Texas has asked a federal district court for permission to join three states and two industry groups in a lawsuit against the Department of Interior (DOI) over a final rule to reduce venting and flaring from oil and gas operations on public and tribal lands.
In a motion filed Tuesday in U.S. District Court for the District of Wyoming, Texas Attorney General (AG) Ken Paxton asked that Texas be allowed to join a lawsuit filed by Montana, North Dakota and Wyoming over the Methane Waste Prevention Rule, which was promulgated by the DOI and its Bureau of Land Management (BLM).
“This is yet another case of gross federal overreach in which the BLM exceeded its legal authority, bypassing Congress to implement an unlawful rule on methane gas,” Paxton said. “The regulation has negligible environmental benefit and adds additional cost to both Texas and the oil and gas industry by creating more red tape.”

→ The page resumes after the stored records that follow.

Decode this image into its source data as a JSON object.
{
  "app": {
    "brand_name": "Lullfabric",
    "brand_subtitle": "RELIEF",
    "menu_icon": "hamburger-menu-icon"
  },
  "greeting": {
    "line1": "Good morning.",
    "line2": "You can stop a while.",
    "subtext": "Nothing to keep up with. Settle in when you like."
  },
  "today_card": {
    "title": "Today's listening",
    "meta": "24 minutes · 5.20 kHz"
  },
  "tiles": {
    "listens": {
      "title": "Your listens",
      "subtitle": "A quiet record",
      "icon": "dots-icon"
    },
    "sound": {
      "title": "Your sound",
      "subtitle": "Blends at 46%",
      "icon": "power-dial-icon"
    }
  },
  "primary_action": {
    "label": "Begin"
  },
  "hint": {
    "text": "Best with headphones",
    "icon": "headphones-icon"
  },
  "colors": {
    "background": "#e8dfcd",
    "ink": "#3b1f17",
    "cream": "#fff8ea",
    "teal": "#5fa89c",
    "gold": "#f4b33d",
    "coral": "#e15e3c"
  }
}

The Texas AG’s website derided the rule for creating “redundant, expensive and unlawful regulation of methane gas venting and flaring on federal land,” and added that Texas joined the lawsuit in order to challenge “an eleventh-hour regulation pushed out by the Obama administration late last year.”
Two industry groups, the Western Energy Alliance (WEA) and the Independent Petroleum Association of America (IPAA), were the first to file a lawsuit against the rule last November. Montana and Wyoming filed a separate lawsuit three days later, and North Dakota subsequently joined as a petitioner. The two lawsuits were combined at the end of November.
Last December, California and New Mexico asked permission to intervene on the side of the BLM and a host of environmental groups defending the rule.
Under the final rule, to be implemented in stages, oil and gas producers would be required to use currently available technologies and processes to cut flaring in half at oil wells on public and tribal lands. Operators would also be required to periodically inspect their facilities for leaks and replace outdated equipment that vents large quantities of gas into the air. Other parts of the rule require operators to limit venting from storage tanks and to use best practices to limit gas losses when removing liquids from wells.
The case is State of Wyoming et al v. United States Department of the Interior et al, No. 2:16-cv-00285-SWS. District Court Judge Scott Skavdahl is the presiding judge.
Last June, Skavdahl ruled that the BLM does not have the authority to enforce a separate rule governing hydraulic fracturing (fracking) on public and tribal lands. The BLM subsequently appealedto the Tenth Circuit Court of Appeals in Denver.
Oral arguments in the fracking case, in which the WEA and IPAA are also petitioners, were scheduled to begin on Wednesday, but last week attorneys for the BLM asked the court to vacate them and grant an abeyance because the agency intends to rescind the rule.